I Hung My Head, I Hung My Head
I started playing Red Dead Redemption at long last today and have put a reasonable amount of play and note-taking into it so far. If you want a very basic impression: it’s a very good-looking and very cleverly designed game.
Writing about it, my thoughts immediately turn to my previous post wishing for an “I Hung My Head” moment in the game: that I would do something in the world that I’d sincerely regret, to get away from the kind of avatar who’s either non-stop heroic or is indifferent in the face of suffering.
I’m pleased to say that RDR has already provided me with a good number of these kinds of experience. While perhaps not yanking on my heart-strings, it tweaks them. The game has a quite pleasing “interactive portrayal of failure”. Note, too, that these failures I’ve experienced didn’t take place as part of the scripted narrative, but as events which “just happen” in the environment as I move through it.

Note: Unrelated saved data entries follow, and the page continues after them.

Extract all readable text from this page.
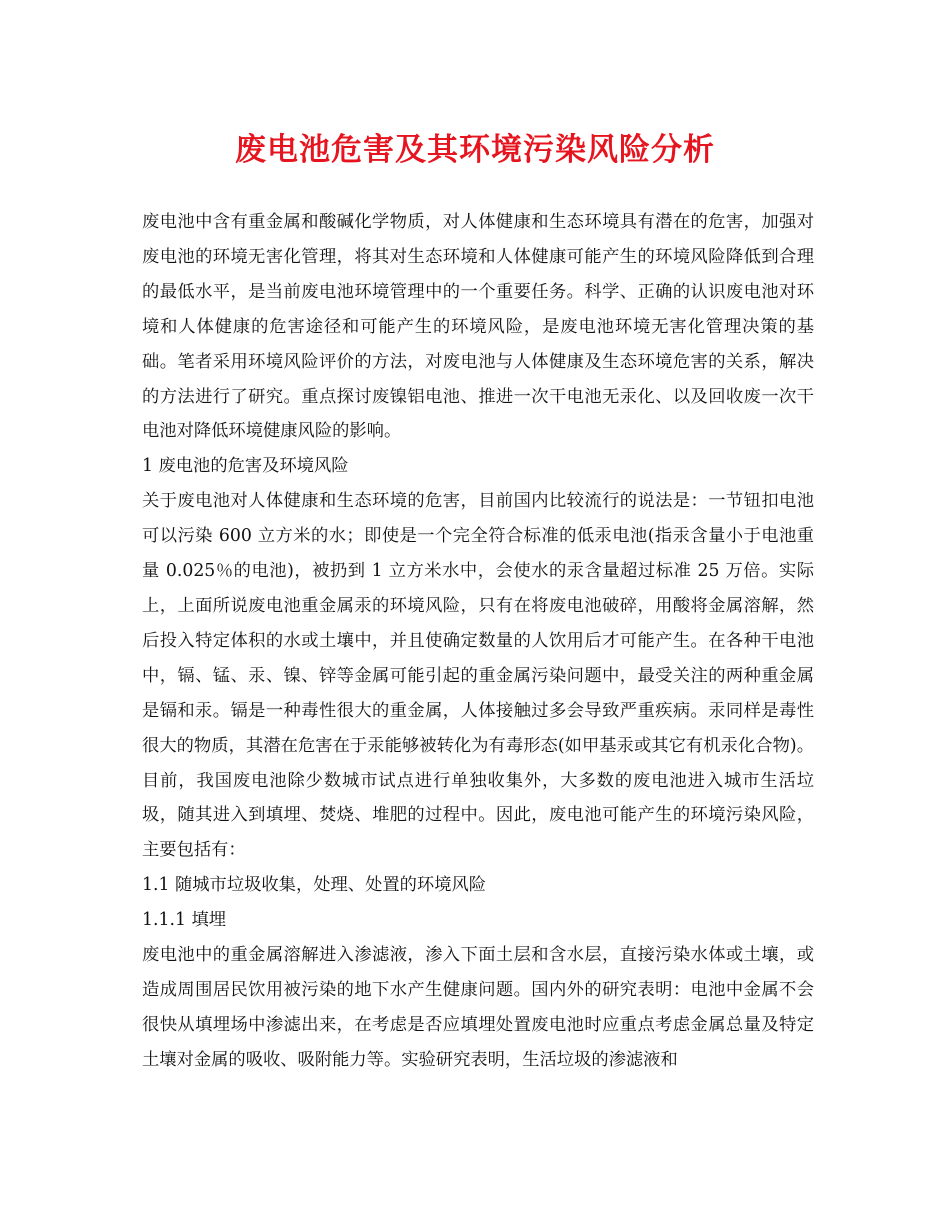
废电池危害及其环境污染风险分析

废电池中含有重金属和酸碱化学物质，对人体健康和生态环境具有潜在的危害，加强对废电池的环境无害化管理，将其对生态环境和人体健康可能产生的环境风险降低到合理的最低水平，是当前废电池环境管理中的一个重要任务。科学、正确的认识废电池对环境和人体健康的危害途径和可能产生的环境风险，是废电池环境无害化管理决策的基础。笔者采用环境风险评价的方法，对废电池与人体健康及生态环境危害的关系，解决的方法进行了研究。重点探讨废镍铝电池、推进一次干电池无汞化、以及回收废一次干电池对降低环境健康风险的影响。

1 废电池的危害及环境风险

关于废电池对人体健康和生态环境的危害，目前国内比较流行的说法是：一节钮扣电池可以污染 600 立方米的水；即使是一个完全符合标准的低汞电池(指汞含量小于电池重量 0.025％的电池)，被扔到 1 立方米水中，会使水的汞含量超过标准 25 万倍。实际上，上面所说废电池重金属汞的环境风险，只有在将废电池破碎，用酸将金属溶解，然后投入特定体积的水或土壤中，并且使确定数量的人饮用后才可能产生。在各种干电池中，镉、锰、汞、镍、锌等金属可能引起的重金属污染问题中，最受关注的两种重金属是镉和汞。镉是一种毒性很大的重金属，人体接触过多会导致严重疾病。汞同样是毒性很大的物质，其潜在危害在于汞能够被转化为有毒形态(如甲基汞或其它有机汞化合物)。目前，我国废电池除少数城市试点进行单独收集外，大多数的废电池进入城市生活垃圾，随其进入到填埋、焚烧、堆肥的过程中。因此，废电池可能产生的环境污染风险，主要包括有：

1.1 随城市垃圾收集，处理、处置的环境风险

1.1.1 填埋

废电池中的重金属溶解进入渗滤液，渗入下面土层和含水层，直接污染水体或土壤，或造成周围居民饮用被污染的地下水产生健康问题。国内外的研究表明：电池中金属不会很快从填埋场中渗滤出来，在考虑是否应填埋处置废电池时应重点考虑金属总量及特定土壤对金属的吸收、吸附能力等。实验研究表明，生活垃圾的渗滤液和
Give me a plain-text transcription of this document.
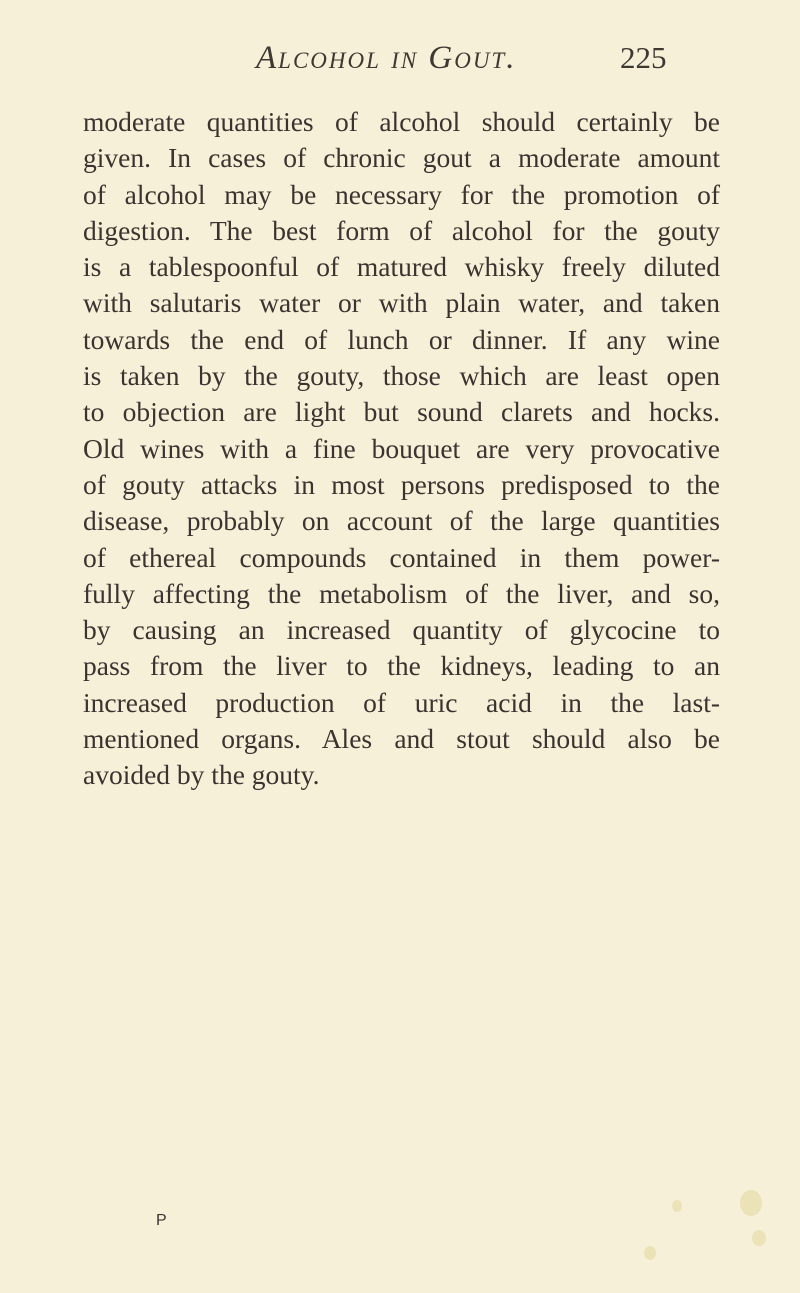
Alcohol in Gout.	225
moderate quantities of alcohol should certainly be
given. In cases of chronic gout a moderate amount
of alcohol may be necessary for the promotion of
digestion. The best form of alcohol for the gouty
is a tablespoonful of matured whisky freely diluted
with salutaris water or with plain water, and taken
towards the end of lunch or dinner. If any wine
is taken by the gouty, those which are least open
to objection are light but sound clarets and hocks.
Old wines with a fine bouquet are very provocative
of gouty attacks in most persons predisposed to the
disease, probably on account of the large quantities
of ethereal compounds contained in them power-
fully affecting the metabolism of the liver, and so,
by causing an increased quantity of glycocine to
pass from the liver to the kidneys, leading to an
increased production of uric acid in the last-
mentioned organs. Ales and stout should also be
avoided by the gouty.
P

So, for example, I saw a guy being attacked by cougars at night. I went to his aid, shooting the cougars. Buuuut… he died from his wounds. I failed him – I tried to do a good deed, help out a fellow human, and I wasn’t able to pull it off. I felt bad. Likewise I tried to rescue a treasure hunter from some bandits – same result, I got the bad guys, but didn’t save the victim. The most affecting one, though, was when a guy raced up to me on his horse and asked me to help him save his friend, about to be hanged for no good reason. I tore after him in an exciting race against time – we made it to the site and we took out the bad guys together. But when the dust settled, the victim was dead, hanging from the tree. The man fell to his knees and wept at the swinging feet of his friend.
In all these cases, but particularly the last, the game encouraged me to set about some task with good intentions, and often some considerable excitement, and then also allowed me to fail to bring about the justice or assistance I was aiming at. There was no “mission failed” screen or anything like that, just an actual failure in the world.
A man crying for his unjustly killed, unsaved friend. I hung my head.